Короче говоря, мы, находящиеся на последнем этапе жизни и склонные предаваться разговорам, должны подумать, стоит ли то, что мы говорим, того, чтобы быть услышанным, и стремиться сделать нашу речь подобной речи Нестора, которую Гомер сравнивает с потоком меда из-за ее сладости.
Боюсь, меня сочтут виновным в этом излишестве, о котором я говорю, если я не закончу, заметив, что Мильтон, безусловно, думал об этом отрывке из Гомера, когда в своем описании красноречивого духа говорит —
«С языка его стекала манна».
XVI. — ОЧЕНЬ МИЛЫЙ ПОЭТ.
Кофейня Уилла, 24 апреля.
Вчера я пришел сюда часа за два до того, как обычно появляется публика, с намерением прочитать все газеты; но, как только я сел, ко мне обратился Нед Софтли, который увидел меня из угла в другом конце комнаты, где, как я обнаружил, он что-то писал. «Мистер Бикерстафф, — говорит он, — я заметил по одной из ваших недавних статей, что мы с вами одного склада; ибо вы должны знать, что из всех нелепостей нет ничего, что я ненавидел бы так сильно, как новости. Я никогда в жизни не читал газет; и никогда не забиваю себе голову нашими армиями, побеждают они или проигрывают, или в какой части света они стоят лагерем». Не давая мне времени ответить, он вытащил из кармана листок со стихами, сказав мне, «что у него есть нечто, что развлечет меня приятнее, и что он хотел бы узнать мое суждение о каждой строке, ибо у нас достаточно времени до прихода публики».
Нед Софтли — очень милый поэт и большой поклонник легких строк. Уоллер — его любимец: и поскольку у этого замечательного писателя есть как лучшие, так и худшие стихи среди всех наших великих английских поэтов, Нед Софтли выучил наизусть все плохие, которые он повторяет при случае, чтобы показать свою начитанность и украсить свою беседу. Нед, по правде говоря, истинный английский читатель, неспособный насладиться великими и мастерскими штрихами этого искусства; но удивительно довольный маленькими готическими украшениями эпиграмматических острот, оборотов, пуантов и каламбуров, которые так часты у самых почитаемых наших английских поэтов и практикуются теми, кому не хватает гения и силы, чтобы представить, на манер древних, простоту в ее естественной красоте и совершенстве.

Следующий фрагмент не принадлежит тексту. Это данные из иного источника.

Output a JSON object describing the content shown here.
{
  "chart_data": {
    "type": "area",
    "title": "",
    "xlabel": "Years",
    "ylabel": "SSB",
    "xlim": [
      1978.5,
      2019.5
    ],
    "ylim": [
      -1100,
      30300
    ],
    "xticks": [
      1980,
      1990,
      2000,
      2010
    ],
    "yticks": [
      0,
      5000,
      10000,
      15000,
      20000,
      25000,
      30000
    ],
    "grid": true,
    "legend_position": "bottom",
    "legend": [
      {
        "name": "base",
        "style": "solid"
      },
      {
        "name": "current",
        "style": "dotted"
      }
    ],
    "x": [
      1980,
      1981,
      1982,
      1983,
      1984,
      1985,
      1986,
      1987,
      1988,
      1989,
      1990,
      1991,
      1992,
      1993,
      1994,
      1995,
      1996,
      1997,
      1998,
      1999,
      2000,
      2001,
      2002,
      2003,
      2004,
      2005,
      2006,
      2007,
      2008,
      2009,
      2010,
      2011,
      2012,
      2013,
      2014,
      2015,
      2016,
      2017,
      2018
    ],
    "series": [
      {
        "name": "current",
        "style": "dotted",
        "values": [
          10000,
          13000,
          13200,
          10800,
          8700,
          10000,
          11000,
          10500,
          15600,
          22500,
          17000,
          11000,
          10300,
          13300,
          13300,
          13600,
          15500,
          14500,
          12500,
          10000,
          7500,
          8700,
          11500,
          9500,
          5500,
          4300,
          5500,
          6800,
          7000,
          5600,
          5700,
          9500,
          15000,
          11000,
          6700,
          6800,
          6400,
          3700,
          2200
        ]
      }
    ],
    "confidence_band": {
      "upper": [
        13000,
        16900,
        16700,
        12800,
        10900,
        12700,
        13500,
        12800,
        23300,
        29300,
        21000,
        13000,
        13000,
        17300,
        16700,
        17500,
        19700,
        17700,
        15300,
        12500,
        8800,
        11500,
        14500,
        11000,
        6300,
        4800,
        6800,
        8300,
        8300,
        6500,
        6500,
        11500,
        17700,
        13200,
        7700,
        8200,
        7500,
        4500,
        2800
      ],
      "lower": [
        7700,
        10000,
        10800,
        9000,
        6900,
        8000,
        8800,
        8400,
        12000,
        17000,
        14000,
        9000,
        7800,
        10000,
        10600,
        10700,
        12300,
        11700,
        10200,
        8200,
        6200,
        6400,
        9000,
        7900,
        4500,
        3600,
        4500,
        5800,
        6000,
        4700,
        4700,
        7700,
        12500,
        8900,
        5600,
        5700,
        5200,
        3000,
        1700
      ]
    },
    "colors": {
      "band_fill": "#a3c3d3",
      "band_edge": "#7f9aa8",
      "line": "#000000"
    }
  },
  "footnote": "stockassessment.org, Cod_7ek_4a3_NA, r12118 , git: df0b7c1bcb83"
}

Обнаружив, что я неизбежно втянут в такой разговор, я решил превратить свою муку в удовольствие и развлечься, насколько мог, с этим весьма странным малым. «Вы должны понимать, — говорит Нед, — что сонет, который я собираюсь вам прочитать, был написан на даму, которая показала мне несколько стихов собственного сочинения и, возможно, является лучшим поэтом нашего века. Но вы сами услышите».
После чего он начал читать следующее:
«МИРЕ, НА ЕЕ НЕСРАВНЕННЫЕ СТИХИ.
1. Когда вы блистаете в лавровых венках, И заводите свои мягкие мелодичные ноты, Вы кажетесь сестрой Девяти, Или самим Фебом в юбке. 2. Мне кажется, когда вы поете свою песню, Свою песню вы поете с таким искусством, Что перо ваше было вырвано из крыла Купидона; Ибо, ах! оно ранит меня, как его стрела».
«Что ж, — говорю я, — это маленький букет острот, сущий комок соли: в каждом стихе есть что-то, что задевает; а стрела в последней строке, безусловно, столь же милое жало в хвосте эпиграммы, ибо, кажется, так вы, критики, это называете, как когда-либо приходило в голову поэту». «Дорогой мистер Бикерстафф, — говорит он, пожимая мне руку, — все знают, что вы знаток в этих вещах; и, по правде говоря, я трижды перечитывал перевод Роскоммона «Искусства поэзии» Горация, прежде чем сесть за написание сонета, который я вам показал. Но вы услышите его снова, и, пожалуйста, обратите внимание на каждую строку; ибо ни одна из них не пройдет без вашего одобрения.